Tech innovation at central banks is ‘force for good,’ says BIS

Technological innovation can foster greater efficiency, financial stability, and inclusion, but it can also do the opposite, the head of the BIS Innovation Hub has warned.

In a speech at the 23rd Geneva Conference on the World Economy on Thursday, Benoit Cœuré said that while new technologies can be beneficial, they can also generate loss of privacy, financial instability, and financial exclusion.

“Should we let disruption run its course, whatever the consequences? Or do we want to harness the power of innovation in a way that preserves the best elements upon which the financial system is built?” Cœuré asked attendees during his second in-person speech since he joined the BIS in early 2020. “I think the answer is clear. And this is where central banks must step in.”

At the conference, the BIS executive talked about the role central banks are playing in ensuring that technological disruption is a “force for good,” as well as in developing its own innovative technology.

Digitalisation disrupting payments

He used fast payment systems as an example of where technology is working well through services such as the UK’s Faster Payment Scheme. But he warned other changes, like stablecoins issued by Big Techs, come with risks as well as opportunities.

“They are promoted as a way to provide faster and cheaper cross-border payments and deeper financial inclusion, and they do, “ added the head of the BIS Innovation Hub, which was established in 2019 to identify critical trends in technology affecting central banking. “But they also pose significant risks: they can create closed ecosystems or "walled gardens" that fragment the monetary system, by potentially taking large volumes of payments outside the system that has central banks at its centre.”

Cœuré said that the history of private money initiatives is “not a happy read.”

“Whenever faced with the conflict of interest between making their money stable no matter what and making a profit, private issuers have always chosen profits,” he said. “This is where central banks come in.

“Money is ultimately a public good whose stability and use needs to be protected by the public sector.”

He said that this is why so many central banks around the world are working on central bank digital currency (CBDC).

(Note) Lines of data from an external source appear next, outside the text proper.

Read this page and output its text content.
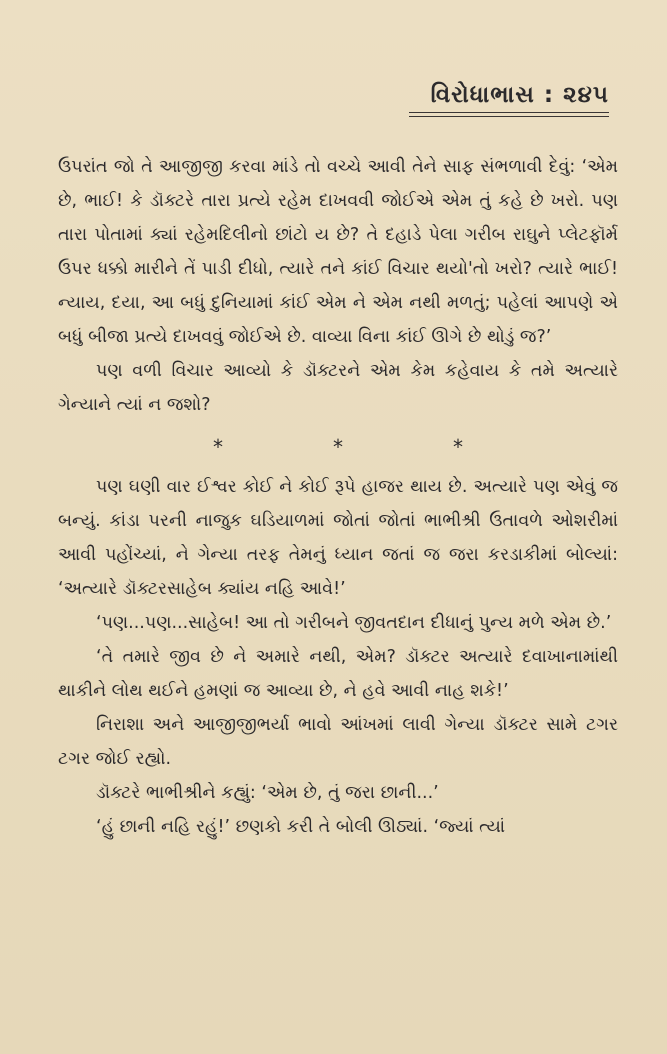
વિરોધાભાસ : ૨૪૫

ઉપરાંત જો તે આજીજી કરવા માંડે તો વચ્ચે આવી તેને સાફ સંભળાવી દેવું: ‘એમ છે, ભાઈ! કે ડૉક્ટરે તારા પ્રત્યે રહેમ દાખવવી જોઈએ એમ તું કહે છે ખરો. પણ તારા પોતામાં ક્યાં રહેમદિલીનો છાંટો ય છે? તે દહાડે પેલા ગરીબ રાઘુને પ્લેટફૉર્મ ઉપર ધક્કો મારીને તેં પાડી દીધો, ત્યારે તને કાંઈ વિચાર થયો'તો ખરો? ત્યારે ભાઈ! ન્યાય, દયા, આ બધું દુનિયામાં કાંઈ એમ ને એમ નથી મળતું; પહેલાં આપણે એ બધું બીજા પ્રત્યે દાખવવું જોઈએ છે. વાવ્યા વિના કાંઈ ઊગે છે થોડું જ?’

પણ વળી વિચાર આવ્યો કે ડૉક્ટરને એમ કેમ કહેવાય કે તમે અત્યારે ગેન્યાને ત્યાં ન જશો?

*	*	*

પણ ઘણી વાર ઈશ્વર કોઈ ને કોઈ રૂપે હાજર થાય છે. અત્યારે પણ એવું જ બન્યું. કાંડા પરની નાજુક ઘડિયાળમાં જોતાં જોતાં ભાભીશ્રી ઉતાવળે ઓશરીમાં આવી પહોંચ્યાં, ને ગેન્યા તરફ તેમનું ધ્યાન જતાં જ જરા કરડાકીમાં બોલ્યાં: ‘અત્યારે ડૉક્ટરસાહેબ ક્યાંય નહિ આવે!’

‘પણ...પણ...સાહેબ! આ તો ગરીબને જીવતદાન દીધાનું પુન્ય મળે એમ છે.’

‘તે તમારે જીવ છે ને અમારે નથી, એમ? ડૉક્ટર અત્યારે દવાખાનામાંથી થાકીને લોથ થઈને હમણાં જ આવ્યા છે, ને હવે આવી નાહ શકે!’

નિરાશા અને આજીજીભર્યા ભાવો આંખમાં લાવી ગેન્યા ડૉક્ટર સામે ટગર ટગર જોઈ રહ્યો.

ડૉક્ટરે ભાભીશ્રીને કહ્યું: ‘એમ છે, તું જરા છાની...’

‘હું છાની નહિ રહું!’ છણકો કરી તે બોલી ઊઠ્યાં. ‘જ્યાં ત્યાં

But, he asked: “If CBDC offers lower interest rates than cash or commercial bank deposits, would you still want to use it? The answer is: up to a point – but we don’t know what that point is. I believe in fact that CBDC could have a greater impact on fiscal policy.”

Big data and algorithms disrupting banking supervision

Later on in his speech, Cœuré talked about how algorithms, AI, and machine learning, empowered by big data, are transforming financial services.

“Collateral is needed when lenders don’t have enough information about a borrower - data helps close the gap,” he said. “This is very beneficial for the so-called “thin file” customers, those who could not get a loan because of lack of credit history and couldn’t build a credit history because nobody would give them loans – a chicken-and-egg problem.”

But he warned that while there is financial inclusion benefit from the use of non-traditional sources of data for lending decisions, but also a potential risk for privacy and the management of personal data.

Cœuré concluded by suggesting that the next “battle line” could be technological innovation disrupting the conduct of monetary policy.